For organisations with strict EU data residency requirements, ollama, azure_openai (with a EU region endpoint), and mistral are the appropriate choices.

DLP-compatible deployment¶

Data Loss Prevention (DLP) controls that block or inspect outbound traffic are fully compatible with MethodAtlas. Use Tier 1 (Ollama) or Tier 2 (manual workflow) from the data residency options above — neither configuration initiates any outbound connection from the scan host.

For Tier 3 (cloud providers), AI calls can be routed through an internal proxy or HTTPS inspection point; configure the proxy via standard environment variables (HTTPS_PROXY, NO_PROXY) before invoking MethodAtlas.

See Air-Gapped and Offline Deployment for complete implementation guidance.

Auditing outbound AI calls¶

In environments that log or inspect outbound HTTPS traffic, MethodAtlas AI calls can be identified by the following characteristics:

Characteristic	Value
Destination	The provider's API base URL (see AI Providers)
HTTP method	`POST`
Request frequency	One request per test class; multiple classes may be processed in rapid succession
Request size	Proportional to the test class source length; bounded by `-ai-max-class-chars` (default 40 000 characters)
Content type	`application/json`

Enable logging of request URLs and sizes at the network proxy or firewall level to produce an audit trail of what was submitted and when.

Enterprise secret management¶

The -ai-api-key-env <name> flag reads the API key from a named environment variable. This is the recommended approach for CI pipelines (where the secret is stored in the CI secret store and injected as an environment variable at runtime), but it may not satisfy security policies in environments where environment variables are prohibited as a secret delivery mechanism (e.g. some PCI-DSS or CyberArk-governed workloads).

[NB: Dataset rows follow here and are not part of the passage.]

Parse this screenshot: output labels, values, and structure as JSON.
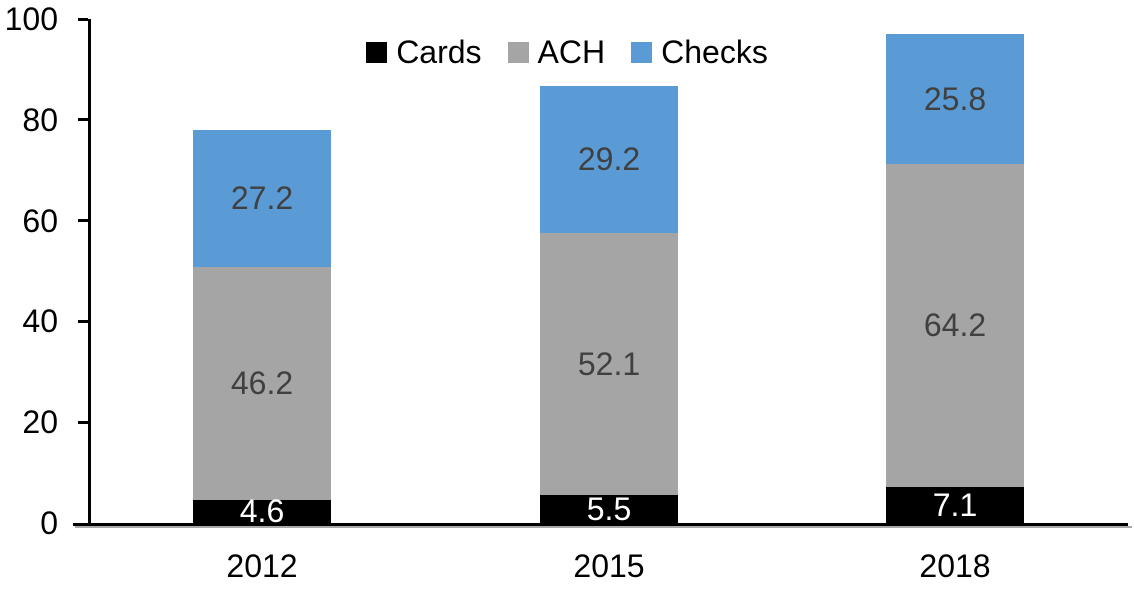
{
  "chart_data": {
    "type": "bar",
    "stacked": true,
    "title": "",
    "xlabel": "",
    "ylabel": "",
    "categories": [
      "2012",
      "2015",
      "2018"
    ],
    "series": [
      {
        "name": "Cards",
        "color": "#000000",
        "label_color": "#ffffff",
        "values": [
          4.6,
          5.5,
          7.1
        ]
      },
      {
        "name": "ACH",
        "color": "#a5a5a5",
        "label_color": "#404040",
        "values": [
          46.2,
          52.1,
          64.2
        ]
      },
      {
        "name": "Checks",
        "color": "#5b9bd5",
        "label_color": "#404040",
        "values": [
          27.2,
          29.2,
          25.8
        ]
      }
    ],
    "totals": [
      78.0,
      86.8,
      97.1
    ],
    "yticks": [
      0,
      20,
      40,
      60,
      80,
      100
    ],
    "ylim": [
      0,
      100
    ],
    "grid": false,
    "legend_position": "top",
    "axis_color": "#000000",
    "background_color": "#ffffff"
  }
}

For deployments with stricter secret management requirements, the following patterns are available:

HashiCorp Vault / AWS Secrets Manager / Azure Key Vault: retrieve the API key before invoking MethodAtlas and pass it via the environment variable pattern:

# Vault example (adjust for your auth method)
export MY_API_KEY=$(vault kv get -field=api_key secret/methodatlas/openai)
./methodatlas -ai -ai-provider openai -ai-api-key-env MY_API_KEY src/test/java
unset MY_API_KEY

The unset immediately after the run limits the variable's lifetime to the single invocation. In containerised CI environments the variable is scoped to the container process and is not visible outside it.

File-based secret delivery (CyberArk Conjur, Kubernetes Secrets mounted as files): read the key from the file and export it to the environment immediately before the MethodAtlas call. Avoid writing the key to any persistent storage.

Ollama / Manual workflow (no API key required): for the strictest zero-secret requirement, use local Ollama inference or the Manual AI Workflow. Neither approach requires an API key on the scan host.